Sunday, December 22, 2013

The Year is Dead. Long Live the Year.

The festive season is a time of mixed emotions for me. More of an end than a beginning.

Being a pessimist of world-class proportions, I have a tendency to look back at all the things I didn't achieve over the course of the year and, naturally enough, they stick in my mind a lot more firmly than the things I did manage to get done. I seem to recall standing in exactly this spot at exactly this time at the end of 2012, thinking the same things.

So, what makes people actually make a big change in their lives?

A few years ago, when I was still living in the wilds of Cumbria, we had a long period one winter when it did nothing but rain. The beck that ran past the bottom of the garden became a proverbial raging torrent, and when we ventured out the four miles to the nearest town for supplies, we had to drive carefully through an absolute downpour and numerous large areas of standing water, praying we didn't stall. And yet, on the way home, we passed a guy out running. Proper thin, wiry, long-distance running. He'd clearly been doing it for years.

That got me thinking. Common sense tells me he hasn't always run, but one day he must have made a decision to start, a promise to himself to run regularly, no excuses, regardless of the weather, and he's sticking to it. I'm filled with admiration for those kinds of people. Admiration and a sneaking little slice of resentment, too. I just can't help it.

If I have a resolution of any kind for 2014, it's to try and get rid of that little slice of resentment, and concentrate more on the admiration. For my own achievements as much as everybody else's. I can only do what I can do, the best way I know how, and beating myself up about my failings is going to achieve nothing.

After all, deep down I know I have a pretty reasonable work ethic. If I didn't, I wouldn't have survived in my old job as a freelance photojournalist for twenty-five years. I wouldn't have written my first novel, let alone all the others that followed. And if the latest is proving slow to introduce itself to me, I know—eventually—I will get it done. In the meantime I've accepted that I need to take some time off from the keyboard over the upcoming Christmas holiday, and I admit to feeling guilty about that, disappointed in myself. That's why, when I recalled the guy I saw out running, keeping his promise to himself, I had those mixed emotions.

Still, it’s very hard not to keep doing it. I will try to stop. It’s a little early to be talking about New Year’s resolutions, but this is my last blog here before that occasion is upon us, so it seems fitting. So what are your hopes and fears for 2014? And if you don’t believe it them, which character traits would you reduce, if you had the chance, and which would you enhance?

It only remains for me to hope that you all have a peaceful Christmas and I wish you the best of luck with whatever kind of promises you make to yourself for the New Year.

This week’s Word of the Week is zumbooruk, which is a small cannon carried on the back of a camel. Goes nicely with zabernism, a misuse of military power.

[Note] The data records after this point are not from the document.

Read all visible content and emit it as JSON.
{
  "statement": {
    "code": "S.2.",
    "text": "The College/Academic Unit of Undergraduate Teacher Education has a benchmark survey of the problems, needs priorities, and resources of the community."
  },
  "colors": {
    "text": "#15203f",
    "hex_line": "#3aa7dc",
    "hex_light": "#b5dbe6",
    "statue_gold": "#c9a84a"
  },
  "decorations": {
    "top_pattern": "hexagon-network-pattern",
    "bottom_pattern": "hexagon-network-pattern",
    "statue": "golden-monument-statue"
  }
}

  1. What you're losing sight of is that virtually everyone on the planet wants to be Zoë Sharp! The grass is always greener...until you start to smoke it:) My resolution is to continue bringing love and world peace to all of God's creatures...except of course those &%$#@&^% who cross Charlie Fox.

  2. Zoe, I am making no vows of self-improvement, EVER AGAIN. (See my post called The Fucket List) You are swell and great JUST AS YOU ARE! For myself, when I feel self-doubt coming on I go into the bathroom, look in the mirror, and say, "Welcome to the human race," to the woman in the mirror. I am glad you are a member. I much prefer my friends to be people--flaws in them are comforting to me. It means they are part of my tribe.

  3. Jeff: The grass explains a WHOLE lot about the stilettos.

    AmA: Methinks you have a VERY large tribe!

    Zoë: I hear ya! Damned if we do and damned if we don't. Not directly related, but your piece made me think of a quote from a book I just read this week that I liked a lot (the book and the quote):

    "Piece of advice, okay? Don't look too close at blessings. You're thirsty and somebody hands you half a glass of water, don't get all bent out of shape
    about that it wasn't full. Just drink it and say thanks and go do something that makes you feel good."

    1. For my part of this litany, I can say that I am a New Yorker. Saying that means that all of the human race is my tribe.